BY CAMERON DRUMMOND
STEADY decline in iron ore prices is expected over the next five years, with a targeted drop in production from the world’s largest steelmaker China and new ore production from mega projects in Australia and Brazil sparking oversupply fears.
Surging iron ore prices during 2016 saw the commodity reach more than $US80 per tonne (t) for the first time since October 2014 after hitting a record low of $US38.50/t in January last year.
The 62 per cent Fe Qingdao spot price had jumped more than 100 per cent, and by February 2017 had peaked at $US94.86 – its highest level since 2014 – according to a Metal Bulletin report.
The price rally – which consistently ignored widespread bearish forecasts in 2016 – had been largely attributed to burgeoning infrastructure investment in China and a slowdown in the country’s supply growth.
According to Platts, continued strength in China’s steel market had caused iron ore prices to rise as mills pursued productivity to maximise margins.
China imported 91.98mt of iron ore in November 2016; up 12 per cent year-on-year and 13.7 per cent from the previous month, according to government data released in December by China’s General Administration of Customs.
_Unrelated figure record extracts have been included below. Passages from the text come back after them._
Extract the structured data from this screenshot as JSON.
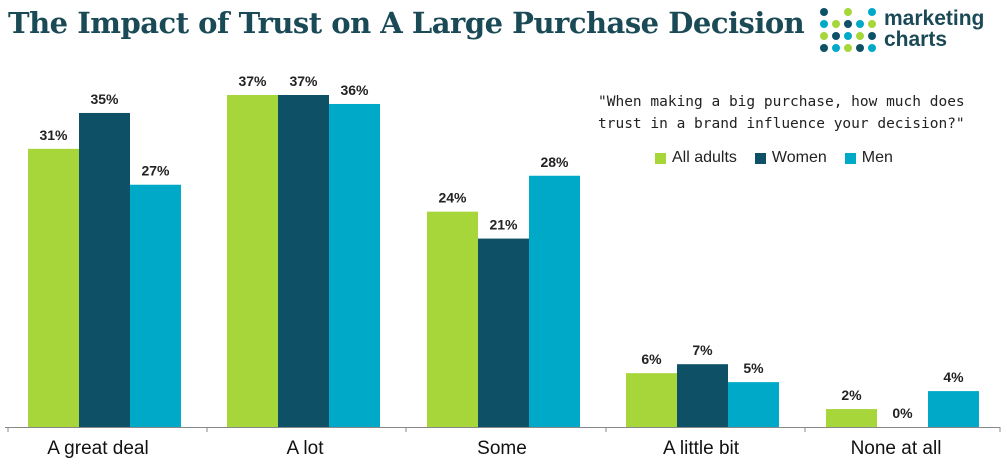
{
  "title": "The Impact of Trust on A Large Purchase Decision",
  "logo": {
    "line1": "marketing",
    "line2": "charts",
    "icon": "dot-grid-icon"
  },
  "colors": {
    "all_adults": "#a6d63a",
    "women": "#0e5066",
    "men": "#00a9c8",
    "title": "#1b4a57"
  },
  "chart_data": {
    "type": "bar",
    "question": "\"When making a big purchase, how much does trust in a brand influence your decision?\"",
    "categories": [
      "A great deal",
      "A lot",
      "Some",
      "A little bit",
      "None at all"
    ],
    "series": [
      {
        "name": "All adults",
        "values": [
          31,
          37,
          24,
          6,
          2
        ],
        "labels": [
          "31%",
          "37%",
          "24%",
          "6%",
          "2%"
        ]
      },
      {
        "name": "Women",
        "values": [
          35,
          37,
          21,
          7,
          0
        ],
        "labels": [
          "35%",
          "37%",
          "21%",
          "7%",
          "0%"
        ]
      },
      {
        "name": "Men",
        "values": [
          27,
          36,
          28,
          5,
          4
        ],
        "labels": [
          "27%",
          "36%",
          "28%",
          "5%",
          "4%"
        ]
      }
    ],
    "ylim": [
      0,
      37
    ],
    "legend": "top-right",
    "grid": false
  }
}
However on 5 March, Chinese Premier Li Keqiang announced a 50 million tonne (mt) cut to steel production for 2017.
The Chinese Government said it aimed to close between 100mt and 150mt of annual steel capacity by 2020.
This, coupled with the addition of recently ramped up mega projects such as Hancock Prospecting’s Roy Hill, AngloAmerican’s Minas Rio and Vale’s S11D, has led to oversupply fears that could continue to drive down prices during 2017.
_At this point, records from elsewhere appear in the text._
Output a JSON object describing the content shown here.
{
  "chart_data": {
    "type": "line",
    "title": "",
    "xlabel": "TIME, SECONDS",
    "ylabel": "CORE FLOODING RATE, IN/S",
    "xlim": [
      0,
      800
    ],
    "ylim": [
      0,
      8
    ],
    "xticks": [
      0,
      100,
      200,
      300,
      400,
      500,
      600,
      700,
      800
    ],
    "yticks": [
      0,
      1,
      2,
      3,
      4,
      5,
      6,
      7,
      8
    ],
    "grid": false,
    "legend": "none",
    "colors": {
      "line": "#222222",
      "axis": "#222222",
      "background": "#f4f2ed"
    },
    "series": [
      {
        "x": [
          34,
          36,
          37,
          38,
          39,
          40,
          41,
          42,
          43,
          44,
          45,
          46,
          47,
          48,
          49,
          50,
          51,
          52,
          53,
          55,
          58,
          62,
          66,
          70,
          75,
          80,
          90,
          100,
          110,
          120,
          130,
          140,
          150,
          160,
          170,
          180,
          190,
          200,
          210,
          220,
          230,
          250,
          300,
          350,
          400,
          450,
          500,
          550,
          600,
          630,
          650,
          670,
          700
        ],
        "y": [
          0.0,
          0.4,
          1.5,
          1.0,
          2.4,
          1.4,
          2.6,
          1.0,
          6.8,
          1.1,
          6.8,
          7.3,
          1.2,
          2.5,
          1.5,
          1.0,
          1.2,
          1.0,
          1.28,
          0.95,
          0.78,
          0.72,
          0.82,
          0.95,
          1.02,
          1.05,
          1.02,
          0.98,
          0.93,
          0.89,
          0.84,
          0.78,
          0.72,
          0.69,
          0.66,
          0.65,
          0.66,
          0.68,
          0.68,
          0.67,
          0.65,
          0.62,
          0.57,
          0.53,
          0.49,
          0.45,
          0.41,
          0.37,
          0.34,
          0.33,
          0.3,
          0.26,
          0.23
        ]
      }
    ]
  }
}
Off the cuff of its production ramp up at S11D, Vale hit a fresh record quarterly production high of 86.2mt for the March quarter; 11.6 per cent higher than the previous corresponding reporting period.
BHP also recently announced plans to increase production from the WA Pilbara and had lodged a submission to increase its export license from 270 million tonnes per annum (mtpa) to 275mtpa, and again to 290mtpa in the 2019 financial year.
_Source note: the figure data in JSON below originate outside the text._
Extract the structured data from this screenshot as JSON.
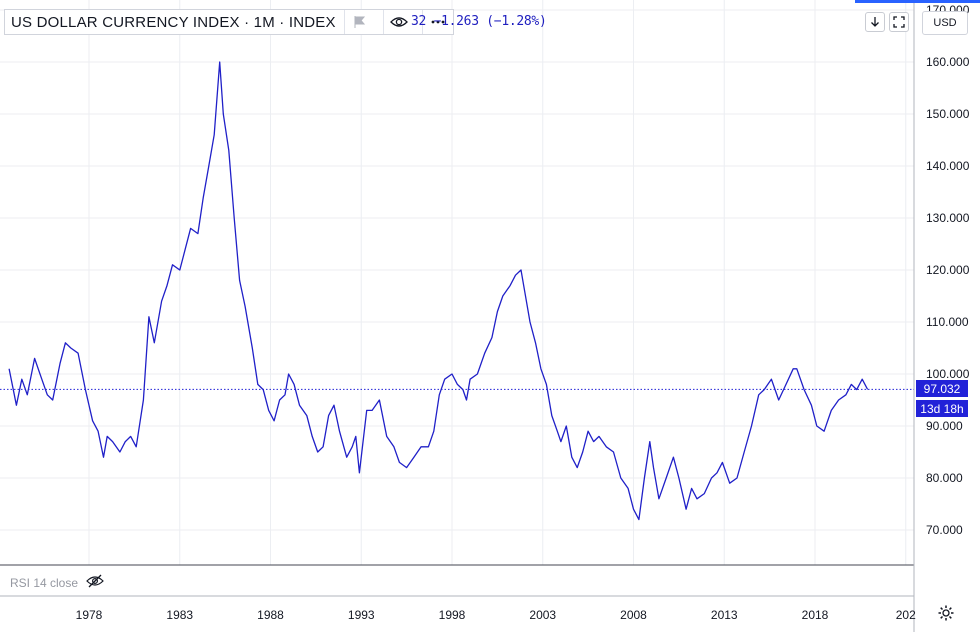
{
  "legend": {
    "symbol_title": "US DOLLAR CURRENCY INDEX · 1M · INDEX",
    "change_text": "32  −1.263 (−1.28%)"
  },
  "currency_badge": "USD",
  "price_tag": "97.032",
  "countdown_tag": "13d 18h",
  "rsi": {
    "label": "RSI 14 close"
  },
  "icons": {
    "legend_tools": [
      "flag-icon",
      "eye-icon",
      "more-icon"
    ],
    "toolbar": [
      "download-icon",
      "fullscreen-icon"
    ],
    "settings": "gear-icon"
  },
  "colors": {
    "line": "#2020c8",
    "price_line": "#2222d8",
    "grid": "#eceef2",
    "axis_text": "#131722"
  },
  "chart_data": {
    "type": "line",
    "title": "",
    "xlabel": "",
    "ylabel": "",
    "y_axis_side": "right",
    "ylim": [
      63,
      170
    ],
    "xlim": [
      1973.6,
      2022.6
    ],
    "y_ticks": [
      "70.000",
      "80.000",
      "90.000",
      "100.000",
      "110.000",
      "120.000",
      "130.000",
      "140.000",
      "150.000",
      "160.000",
      "170.000"
    ],
    "x_ticks": [
      "1978",
      "1983",
      "1988",
      "1993",
      "1998",
      "2003",
      "2008",
      "2013",
      "2018",
      "202"
    ],
    "last_value": 97.032,
    "grid": true,
    "series": [
      {
        "x": [
          1973.6,
          1974.0,
          1974.3,
          1974.6,
          1975.0,
          1975.4,
          1975.7,
          1976.0,
          1976.4,
          1976.7,
          1977.0,
          1977.4,
          1977.8,
          1978.2,
          1978.5,
          1978.8,
          1979.0,
          1979.3,
          1979.7,
          1980.0,
          1980.3,
          1980.6,
          1981.0,
          1981.3,
          1981.6,
          1982.0,
          1982.3,
          1982.6,
          1983.0,
          1983.3,
          1983.6,
          1984.0,
          1984.3,
          1984.6,
          1984.9,
          1985.2,
          1985.4,
          1985.7,
          1986.0,
          1986.3,
          1986.6,
          1987.0,
          1987.3,
          1987.6,
          1987.9,
          1988.2,
          1988.5,
          1988.8,
          1989.0,
          1989.3,
          1989.6,
          1990.0,
          1990.3,
          1990.6,
          1990.9,
          1991.2,
          1991.5,
          1991.8,
          1992.2,
          1992.5,
          1992.7,
          1992.9,
          1993.3,
          1993.6,
          1994.0,
          1994.4,
          1994.8,
          1995.1,
          1995.5,
          1995.9,
          1996.3,
          1996.7,
          1997.0,
          1997.3,
          1997.6,
          1998.0,
          1998.3,
          1998.6,
          1998.8,
          1999.0,
          1999.4,
          1999.8,
          2000.2,
          2000.5,
          2000.8,
          2001.2,
          2001.5,
          2001.8,
          2002.0,
          2002.3,
          2002.6,
          2002.9,
          2003.2,
          2003.5,
          2003.8,
          2004.0,
          2004.3,
          2004.6,
          2004.9,
          2005.2,
          2005.5,
          2005.8,
          2006.1,
          2006.5,
          2006.9,
          2007.3,
          2007.7,
          2008.0,
          2008.3,
          2008.6,
          2008.9,
          2009.1,
          2009.4,
          2009.8,
          2010.2,
          2010.5,
          2010.9,
          2011.2,
          2011.5,
          2011.9,
          2012.3,
          2012.6,
          2012.9,
          2013.3,
          2013.7,
          2014.1,
          2014.5,
          2014.9,
          2015.2,
          2015.6,
          2016.0,
          2016.4,
          2016.8,
          2017.0,
          2017.4,
          2017.8,
          2018.1,
          2018.5,
          2018.9,
          2019.3,
          2019.7,
          2020.0,
          2020.3,
          2020.6,
          2020.9
        ],
        "y": [
          101,
          94,
          99,
          96,
          103,
          99,
          96,
          95,
          102,
          106,
          105,
          104,
          97,
          91,
          89,
          84,
          88,
          87,
          85,
          87,
          88,
          86,
          95,
          111,
          106,
          114,
          117,
          121,
          120,
          124,
          128,
          127,
          134,
          140,
          146,
          160,
          150,
          143,
          130,
          118,
          113,
          105,
          98,
          97,
          93,
          91,
          95,
          96,
          100,
          98,
          94,
          92,
          88,
          85,
          86,
          92,
          94,
          89,
          84,
          86,
          88,
          81,
          93,
          93,
          95,
          88,
          86,
          83,
          82,
          84,
          86,
          86,
          89,
          96,
          99,
          100,
          98,
          97,
          95,
          99,
          100,
          104,
          107,
          112,
          115,
          117,
          119,
          120,
          116,
          110,
          106,
          101,
          98,
          92,
          89,
          87,
          90,
          84,
          82,
          85,
          89,
          87,
          88,
          86,
          85,
          80,
          78,
          74,
          72,
          80,
          87,
          82,
          76,
          80,
          84,
          80,
          74,
          78,
          76,
          77,
          80,
          81,
          83,
          79,
          80,
          85,
          90,
          96,
          97,
          99,
          95,
          98,
          101,
          101,
          97,
          94,
          90,
          89,
          93,
          95,
          96,
          98,
          97,
          99,
          97.032
        ]
      }
    ]
  }
}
Rio Tinto’s new Silvergrass mine is also due for completion mid-year, adding an extra 10mtpa to its iron ore shipments.
A recent BMI Research report stated iron ore prices would continue to slide for at least the next five years, averaging lower each year through to 2021.
BMI said expected rising supplies from Australia and Brazil would see the commodity drop to an average of $US70/t this year, $US55/t in 2018, and down to $US46/t by 2021.
Signs of this were already showing – a 12 per cent drop in value in March, and further decline through April saw iron ore continue its downward trend to trade at $US66/t by 25 April.
In the last month, the four largest iron ore producers had already seen lower prices affect company value.
Vale was down 6 per cent in the month to mid-April, with Fortescue Metals Group down 2.6 per cent over the same period.
BHP Billiton and Rio Tinto had also seen a drop in share price.